Glioblastoma (GBM) is a malignant brain tumor with a poor long-term prognosis due to recurrence from highly resistant GBM cancer stem cells (CSCs), for which the current standard of treatment with temozolomide (TMZ) alone will unlikely produce a viable cure. In addition, CSCs regenerate rapidly and overexpress methyl transferase which overrides the DNA-alkylating mechanism of TMZ, leading to resistance. The objective of this research was to apply the concepts of nanotechnology to develop a multi-drug therapy, TMZ and idasanutlin (RG7388, a potent mouse double minute 2 (MDM2) antagonist), loaded in functionalized nanoparticles (NPs) that target the GBM CSC subpopulation, reduce the cell viability and provide possibility of in vivo preclinical imaging.

Methods

Polymer-micellar NPs composed of poly(styrene-b-ethylene oxide) (PS-b-PEO) and poly(lactic-co-glycolic) acid (PLGA) were developed by a double emulsion technique loading TMZ and/or RG7388. The NPs were covalently bound to a 15-nucleotide base-pair CD133 aptamer to target the CD133 antigen expressed on the surfaces of GBM CSCs. For diagnostic functionality, the NPs were labelled with radiotracer Zirconium-89 (⁸⁹Zr).

Results

NPs maintained size range less than 100 nm, a low negative charge and exhibited the ability to target and kill the CSC subpopulation when TMZ and RG7388 were used in combination.

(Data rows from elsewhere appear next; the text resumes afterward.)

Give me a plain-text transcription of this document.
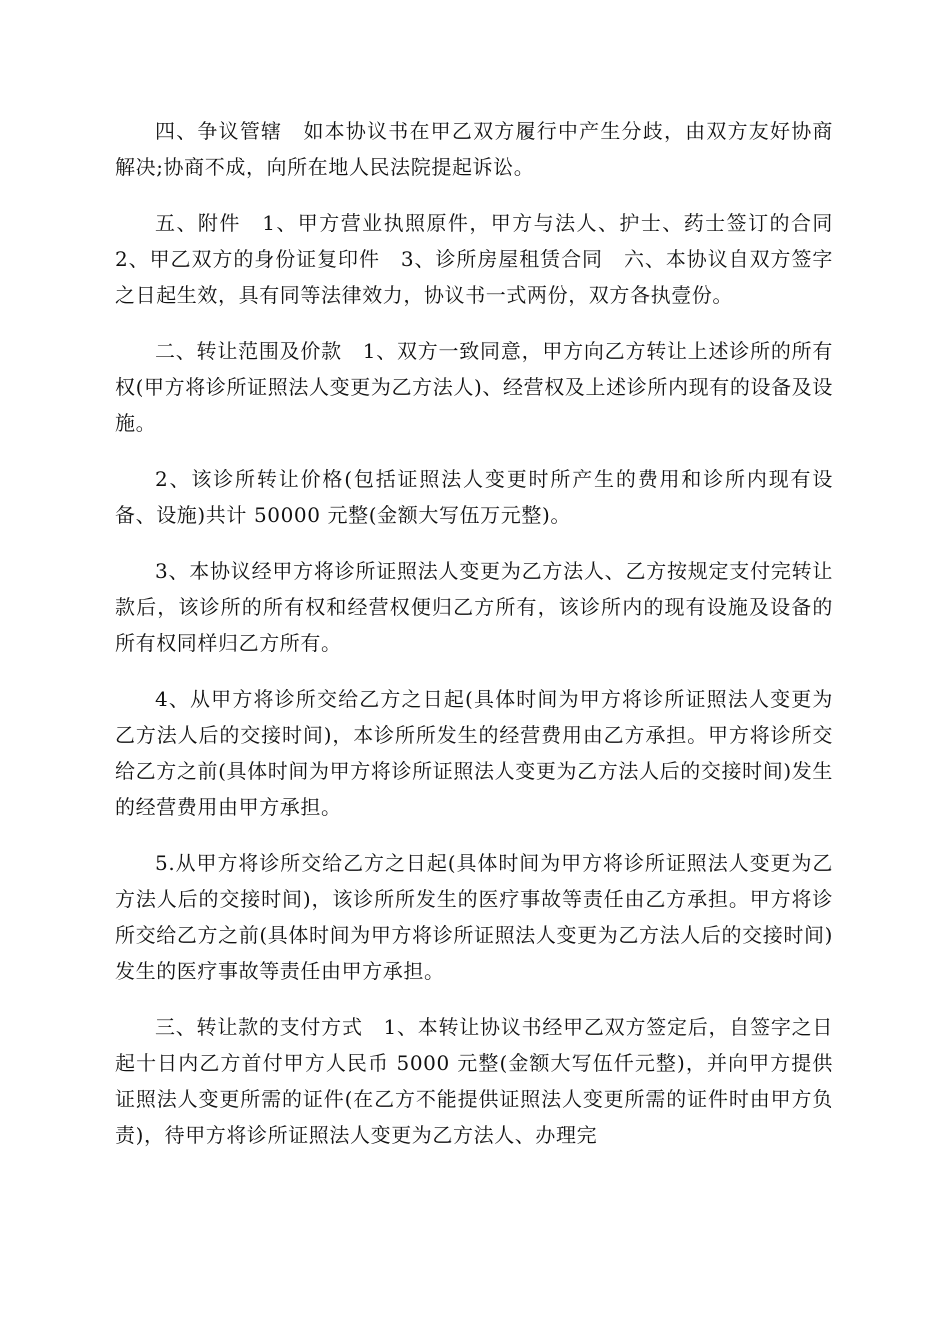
四、争议管辖　如本协议书在甲乙双方履行中产生分歧，由双方友好协商解决;协商不成，向所在地人民法院提起诉讼。

五、附件　1、甲方营业执照原件，甲方与法人、护士、药士签订的合同　2、甲乙双方的身份证复印件　3、诊所房屋租赁合同　六、本协议自双方签字之日起生效，具有同等法律效力，协议书一式两份，双方各执壹份。

二、转让范围及价款　1、双方一致同意，甲方向乙方转让上述诊所的所有权(甲方将诊所证照法人变更为乙方法人)、经营权及上述诊所内现有的设备及设施。

2、该诊所转让价格(包括证照法人变更时所产生的费用和诊所内现有设备、设施)共计 50000 元整(金额大写伍万元整)。

3、本协议经甲方将诊所证照法人变更为乙方法人、乙方按规定支付完转让款后，该诊所的所有权和经营权便归乙方所有，该诊所内的现有设施及设备的所有权同样归乙方所有。

4、从甲方将诊所交给乙方之日起(具体时间为甲方将诊所证照法人变更为乙方法人后的交接时间)，本诊所所发生的经营费用由乙方承担。甲方将诊所交给乙方之前(具体时间为甲方将诊所证照法人变更为乙方法人后的交接时间)发生的经营费用由甲方承担。

5.从甲方将诊所交给乙方之日起(具体时间为甲方将诊所证照法人变更为乙方法人后的交接时间)，该诊所所发生的医疗事故等责任由乙方承担。甲方将诊所交给乙方之前(具体时间为甲方将诊所证照法人变更为乙方法人后的交接时间)发生的医疗事故等责任由甲方承担。

三、转让款的支付方式　1、本转让协议书经甲乙双方签定后，自签字之日起十日内乙方首付甲方人民币 5000 元整(金额大写伍仟元整)，并向甲方提供证照法人变更所需的证件(在乙方不能提供证照法人变更所需的证件时由甲方负责)，待甲方将诊所证照法人变更为乙方法人、办理完
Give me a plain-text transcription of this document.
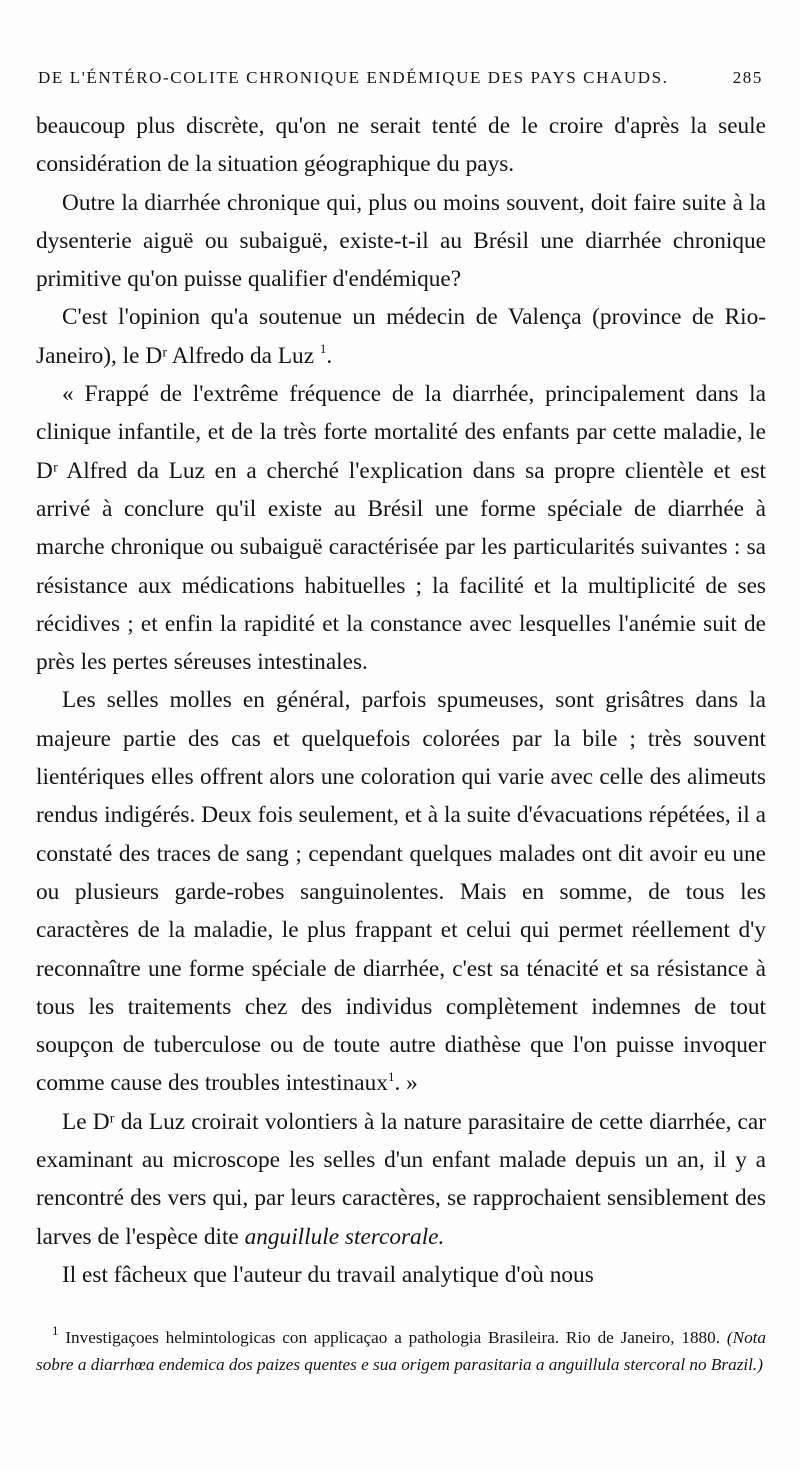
DE L'ÉNTÉRO-COLITE CHRONIQUE ENDÉMIQUE DES PAYS CHAUDS.	285

beaucoup plus discrète, qu'on ne serait tenté de le croire d'après la seule considération de la situation géographique du pays.

Outre la diarrhée chronique qui, plus ou moins souvent, doit faire suite à la dysenterie aiguë ou subaiguë, existe-t-il au Brésil une diarrhée chronique primitive qu'on puisse qualifier d'endémique?

C'est l'opinion qu'a soutenue un médecin de Valença (province de Rio-Janeiro), le Dʳ Alfredo da Luz $^1$.

« Frappé de l'extrême fréquence de la diarrhée, principalement dans la clinique infantile, et de la très forte mortalité des enfants par cette maladie, le Dʳ Alfred da Luz en a cherché l'explication dans sa propre clientèle et est arrivé à conclure qu'il existe au Brésil une forme spéciale de diarrhée à marche chronique ou subaiguë caractérisée par les particularités suivantes : sa résistance aux médications habituelles ; la facilité et la multiplicité de ses récidives ; et enfin la rapidité et la constance avec lesquelles l'anémie suit de près les pertes séreuses intestinales.

Les selles molles en général, parfois spumeuses, sont grisâtres dans la majeure partie des cas et quelquefois colorées par la bile ; très souvent lientériques elles offrent alors une coloration qui varie avec celle des alimeuts rendus indigérés. Deux fois seulement, et à la suite d'évacuations répétées, il a constaté des traces de sang ; cependant quelques malades ont dit avoir eu une ou plusieurs garde-robes sanguinolentes. Mais en somme, de tous les caractères de la maladie, le plus frappant et celui qui permet réellement d'y reconnaître une forme spéciale de diarrhée, c'est sa ténacité et sa résistance à tous les traitements chez des individus complètement indemnes de tout soupçon de tuberculose ou de toute autre diathèse que l'on puisse invoquer comme cause des troubles intestinaux$^1$. »

Le Dʳ da Luz croirait volontiers à la nature parasitaire de cette diarrhée, car examinant au microscope les selles d'un enfant malade depuis un an, il y a rencontré des vers qui, par leurs caractères, se rapprochaient sensiblement des larves de l'espèce dite anguillule stercorale.

Il est fâcheux que l'auteur du travail analytique d'où nous

$^1$ Investigaçoes helmintologicas con applicaçao a pathologia Brasileira. Rio de Janeiro, 1880. (Nota sobre a diarrhœa endemica dos paizes quentes e sua origem parasitaria a anguillula stercoral no Brazil.)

The targeting function of CD133 aptamer promoted killing in GBM CSCs providing impetus for further development of targeted nanosystems for localized therapy in future in vivo models.

Conclusions

This work has provided a potential clinical application for targeting GBM CSCs with simultaneous diagnostic imaging.

中文翻译：

用于胶质母细胞瘤的 CD133 靶向多药聚合物胶束纳米颗粒的开发 - 胶质母细胞瘤干细胞的体外评估

目的

胶质母细胞瘤 (GBM) 是一种恶性脑肿瘤，由于高耐药性 GBM 癌症干细胞 (CSC) 的复发，长期预后较差，目前单独使用替莫唑胺 (TMZ) 的治疗标准不太可能产生可行的治愈方法。此外，CSCs 快速再生并过度表达甲基转移酶，这会覆盖 TMZ 的 DNA 烷基化机制，导致抗性。本研究的目的是应用纳米技术的概念来开发多药疗法，TMZ 和 idasanutlin（RG7388，一种有效的小鼠双分钟 2 (MDM2) 拮抗剂），加载在靶向 GBM CSC 的功能化纳米粒子 (NPs) 中亚群，降低细胞活力并提供体内临床前成像的可能性。

方法

由聚（苯乙烯-b-环氧乙烷）（PS- b - PEO）和聚（乳酸-共-乙醇酸）（PLGA）组成的聚合物胶束纳米颗粒是通过加载 TMZ 和/或 RG7388 的双乳液技术开发的。NPs 与 15 个核苷酸碱基对的 CD133 适体共价结合，以靶向表达在 GBM CSCs 表面上的 CD133 抗原。对于诊断功能，NPs 用放射性示踪剂 Zirconium-89 ( ⁸⁹ Zr)标记。